Figure 12. 768-state constellation diagram.

Figure 13. Gain fluctuation simulation results.

Figure 14. Phase shifting accuracy RMS value.

3. Measurement Results

Figure 15 shows a micrograph of the fabricated active phase shifter, implemented using a 0.18 μm SiGe BiCMOS process, with TSV (through-silicon via) used as the ground via. The overall chip size is 800 μm × 500 μm, with the core area measuring 610 μm × 270 μm. For chip testing, a GSG probe was used, and calibration was performed using the SOLT method. The power consumption of the whole circuit is 19.5 mW under a power supply of 2.5 V.

Figure 15. Die micrograph of the fabricated active phase shifter.

Figure 16 shows the phase shifting accuracy RMS value and gain fluctuation at room temperature (25 °C). Figure 17 presents the measured 64-QAM constellation diagram at room temperature. The active phase shifter designed in this paper achieves an RMS phase accuracy of less than 2° across the bandwidth range, with gain fluctuation ranging from −1.2 dB to 0.1 dB, demonstrating excellent phase shifting performance.

Figure 16. (a) RMS phase error and (b) gain fluctuation results at room temperature.

Figure 17. Measured 64-QAM constellation diagram at room temperature.

To evaluate the three-temperature performance of the active phase shifter, tests were conducted on the same chip, using the same phase control codes, at −40 °C, 25 °C, and 85 °C. Figure 18 shows the phase accuracy RMS values and gain fluctuations at the three temperatures, where red represents low temperature, blue represents room temperature, and pink represents high temperature. The test results indicate that, at both room temperature and low temperature, the RMS phase error remains below 2° across the frequency band, while at high temperature, the maximum phase error is slightly worse at 3.3°. The gain fluctuation across the three temperatures ranges from −1.7 dB to 0.7 dB.

Figure 18. (a) Phase accuracy and (b) gain fluctuation at three temperatures.

To verify the inter-chip consistency, three chips were tested at room temperature, and the results for phase accuracy RMS and gain fluctuation are compared in Figure 19. The trends of the three chips are consistent, with the maximum RMS phase error being 0.3° and the gain fluctuation curves being tightly grouped.
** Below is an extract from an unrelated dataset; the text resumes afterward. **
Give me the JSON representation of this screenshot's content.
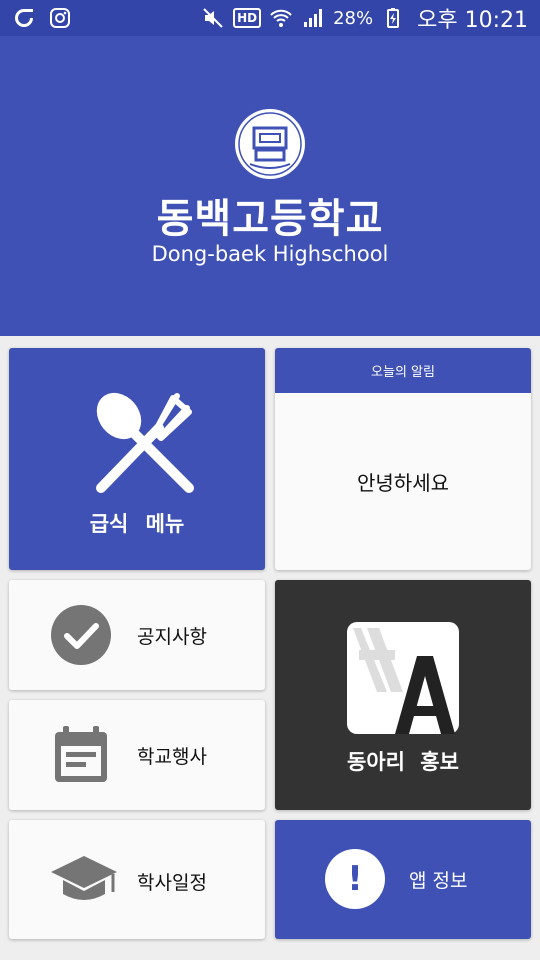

This demonstrates that the chip exhibits good inter-chip consistency.

Figure 19. Inter-chip consistency test for (a) phase accuracy and (b) gain fluctuation.

Table 2 presents a performance comparison between the proposed phase shifter and other reported designs. Compared to existing studies, the prototype developed in this work demonstrates clear advantages in terms of area and power consumption, showcasing overall competitive performance.
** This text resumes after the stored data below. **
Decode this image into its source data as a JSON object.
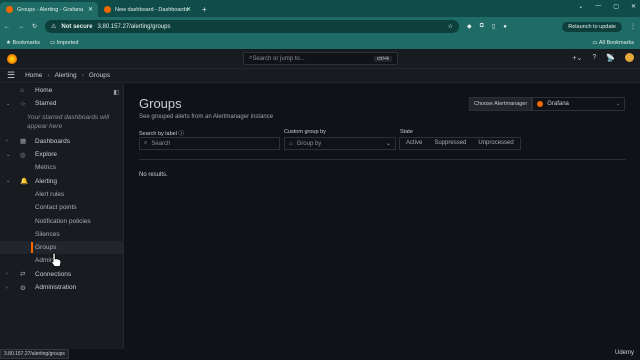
{
  "browser": {
    "tabs": [
      {
        "title": "Groups - Alerting - Grafana",
        "active": true
      },
      {
        "title": "New dashboard - Dashboards",
        "active": false
      }
    ],
    "new_tab": "+",
    "window_controls": [
      "⌄",
      "—",
      "▢",
      "✕"
    ],
    "not_secure": "Not secure",
    "url": "3.80.157.27/alerting/groups",
    "relaunch": "Relaunch to update",
    "bookmarks": [
      "Bookmarks",
      "Imported"
    ],
    "all_bookmarks": "All Bookmarks"
  },
  "grafana": {
    "search_placeholder": "Search or jump to...",
    "search_kbd": "ctrl+k",
    "top_icons": [
      "+⌄",
      "?",
      "📡"
    ],
    "breadcrumb": [
      "Home",
      "Alerting",
      "Groups"
    ]
  },
  "sidebar": {
    "items": [
      {
        "label": "Home",
        "icon": "⌂",
        "chev": ""
      },
      {
        "label": "Starred",
        "icon": "☆",
        "chev": "⌄"
      },
      {
        "label": "Dashboards",
        "icon": "▦",
        "chev": "›"
      },
      {
        "label": "Explore",
        "icon": "◎",
        "chev": "⌄"
      },
      {
        "label": "Metrics",
        "sub": true
      },
      {
        "label": "Alerting",
        "icon": "🔔",
        "chev": "⌄"
      },
      {
        "label": "Alert rules",
        "sub": true
      },
      {
        "label": "Contact points",
        "sub": true
      },
      {
        "label": "Notification policies",
        "sub": true
      },
      {
        "label": "Silences",
        "sub": true
      },
      {
        "label": "Groups",
        "sub": true,
        "active": true
      },
      {
        "label": "Admin",
        "sub": true
      },
      {
        "label": "Connections",
        "icon": "⇄",
        "chev": "›"
      },
      {
        "label": "Administration",
        "icon": "⚙",
        "chev": "›"
      }
    ],
    "starred_note": "Your starred dashboards will appear here"
  },
  "main": {
    "title": "Groups",
    "subtitle": "See grouped alerts from an Alertmanager instance",
    "am_label": "Choose Alertmanager",
    "am_value": "Grafana",
    "search_label": "Search by label",
    "search_placeholder": "Search",
    "group_label": "Custom group by",
    "group_placeholder": "Group by",
    "state_label": "State",
    "states": [
      "Active",
      "Suppressed",
      "Unprocessed"
    ],
    "no_results": "No results."
  },
  "status_url": "3.80.157.27/alerting/groups",
  "watermark": "Udemy",
  "colors": {
    "accent": "#f46800",
    "chrome": "#1f6b66"
  }
}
Table 2. Performance summary and comparison with the state of the art.

Ref.	Process	Frequency (GHz)	Resolution (bits)	RMS Phase Error (deg)	DC Power (mW)	Core Area (mm2)
[13]	65 nm CMOS	25.4–34	4	0.5–3	40	0.19
[14]	65 nm CMOS	20.8–25	7	1.4 c	6.6	0.134
[15]	65 nm CMOS	27.5–32	6	0.87–2.43	1115.8 ^	21.2 ^
[23]	65 nm CMOS	15–38	6	2–3.5	19.2	0.16
[24]	65 nm CMOS	25–30	6	<3.55	38	0.13
[25]	65 nm CMOS	30–32.5	4	2.2–3.5	18	0.32
[26]	65 nm CMOS	22–30	6	0.68–3	32	0.15
[22]	0.25 µm SiGe BiCMOS	5–13	6	<7.9	90	0.71 *
[27]	0.18 µm SiGe BiCMOS	15–35	4	4.2–13	25.2 d	0.19
[28]	0.13 µm SiGe BiCMOS	26–28	8	<0.65	23	0.45 *
This work	0.18 µm SiGe BiCMOS	20–30	6	<2	19.5	0.165

* Chip total area (mm²), ^c total RMS error, ^d does not include active balun, ^ 8 channels.

4. Conclusions

This paper presents the design of an active vector synthesis phase shifter for phased array applications, implemented using a 0.18 μm SiGe BiCMOS process. The proposed phase shifter utilizes a two-stage RC-CR quadrature signal generation circuit to extend the bandwidth and reduces gain fluctuation while improving phase accuracy by varying the VGA tail current. The designed phase shifter covers a 360° phase shifting range from 20 GHz to 30 GHz, with a phase step size of 5.625°. The measured RMS phase accuracy remains below 3° across the temperature range of −40 °C to 85 °C, with gain fluctuation between −1.7 dB and 0.7 dB. The phase shifter demonstrates ultra-wideband, high-precision phase shifting with good inter-chip consistency, showing promising potential for future applications.